(Bruxelles) Les procureurs européens utilisent le concept de compétence universelle pour traduire en justice, dans des cours nationales, des étrangers responsables de crimes de guerre. Cette stratégie prend de l’ampleur sur tout le continent et devrait être étendue, a déclaré Human Rights Watch dans un rapport publié aujourd’hui. La théorie veut que l’horreur de certains crimes exige qu’ils soient jugés sans se préoccuper ni du pays d’origine des victimes, ni de celui des responsables de ces actes. Mais la France est à la traîne de ce mouvement.

«Les détracteurs de la compétence universelle ont proclamé sa mort mais en fait, c’est une réalité bien vivante en Europe.» a déclaré Richard Dicker, directeur du programme Justice internationale à Human Rights Watch. «Ce principe est une arme vitale dans le combat de la justice pour les victimes des pires atrocités au monde.»

Dans ce rapport de 101 pages publié aujourd’hui intitulé, «Compétence universelle : Etat des lieux» , Human Rights Watch va plus loin que les débats sur ce concept et examine comment il fonctionne en pratique. Sur la base d’entretiens avec des juges, des procureurs, des avocats et des responsables dans huit pays européens, le rapport décrit comment certains gouvernements dont ceux de Grande-Bretagne, du Danemark, de la Norvège et des Pays Bas, ont créé des unités spéciales pour crimes de guerre afin de conduire des investigations partout dans le monde.

La compétence universelle désigne le possibilité dont dispose une cour nationale de juger pour génocide, crimes de guerre, crimes contre l’humanité ou torture – même si ni le suspect, ni la victime ne sont des ressortissants du pays où est située la cour et si le crime a été commis hors de ce pays. Cette disposition a été utilisée avec le plus de retentissement lors de l’arrestation en 1998 à Londres de l’ancien dictateur chilien, Augusto Pinochet sous le chef d’inculpation de torture à la demande d’une cour espagnole.

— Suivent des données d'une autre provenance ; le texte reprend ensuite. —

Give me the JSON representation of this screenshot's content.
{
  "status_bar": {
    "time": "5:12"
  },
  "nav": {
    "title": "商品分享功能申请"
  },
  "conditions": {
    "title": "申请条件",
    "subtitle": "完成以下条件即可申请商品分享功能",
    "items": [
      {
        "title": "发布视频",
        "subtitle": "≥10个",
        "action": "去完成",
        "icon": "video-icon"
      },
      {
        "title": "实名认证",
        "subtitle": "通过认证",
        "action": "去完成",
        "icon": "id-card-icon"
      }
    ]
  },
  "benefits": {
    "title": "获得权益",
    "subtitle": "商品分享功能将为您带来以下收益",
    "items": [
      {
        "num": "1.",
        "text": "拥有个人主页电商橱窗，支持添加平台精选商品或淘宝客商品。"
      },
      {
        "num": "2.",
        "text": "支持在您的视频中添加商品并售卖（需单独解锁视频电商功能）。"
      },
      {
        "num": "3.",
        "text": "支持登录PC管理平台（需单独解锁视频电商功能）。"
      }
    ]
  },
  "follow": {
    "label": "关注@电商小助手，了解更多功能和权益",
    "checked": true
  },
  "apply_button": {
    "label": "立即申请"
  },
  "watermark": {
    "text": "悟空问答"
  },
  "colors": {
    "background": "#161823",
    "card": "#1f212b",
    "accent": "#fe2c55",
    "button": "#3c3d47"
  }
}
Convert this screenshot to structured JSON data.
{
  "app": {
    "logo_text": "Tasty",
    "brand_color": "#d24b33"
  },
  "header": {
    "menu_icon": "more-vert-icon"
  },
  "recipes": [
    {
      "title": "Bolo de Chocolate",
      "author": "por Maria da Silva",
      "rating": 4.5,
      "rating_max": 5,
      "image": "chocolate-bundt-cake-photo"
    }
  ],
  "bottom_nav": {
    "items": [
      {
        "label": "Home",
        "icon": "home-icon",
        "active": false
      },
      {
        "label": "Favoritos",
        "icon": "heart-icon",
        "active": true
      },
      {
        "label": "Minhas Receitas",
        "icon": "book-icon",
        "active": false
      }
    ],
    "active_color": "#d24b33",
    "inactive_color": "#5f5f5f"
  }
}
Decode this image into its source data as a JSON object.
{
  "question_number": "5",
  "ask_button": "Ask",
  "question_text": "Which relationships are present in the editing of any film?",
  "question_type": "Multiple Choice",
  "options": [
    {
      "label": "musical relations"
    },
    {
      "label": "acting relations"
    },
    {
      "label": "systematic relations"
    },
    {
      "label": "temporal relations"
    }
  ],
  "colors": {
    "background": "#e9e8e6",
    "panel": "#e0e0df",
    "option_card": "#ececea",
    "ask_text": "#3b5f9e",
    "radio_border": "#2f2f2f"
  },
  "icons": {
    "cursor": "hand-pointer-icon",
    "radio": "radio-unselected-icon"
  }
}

Les détracteurs de la compétence universelle, dont l’administration Bush, affirment qu’il s’agit d’un outil politique dangereux qui sera utilisé à mauvais escient contre des responsables américains et du personnel militaire. Or, le rapport montre que la compétence universelle est d’abord et avant tout un moyen efficace de rendre justice pour des victimes qui n’ont aucun autre recours.

Les récents cas traduits en justice en Europe avec succès concernaient deux officiers militaires afghans condamnés aux Pays Bas pour des crimes de guerre commis en Afghanistan, un officier argentin condamné par une cour espagnole pour crimes contre l’humanité en Argentine et des hommes d’affaires rwandais condamnés devant un tribunal de Bruxelles pour participation au génocide rwandais.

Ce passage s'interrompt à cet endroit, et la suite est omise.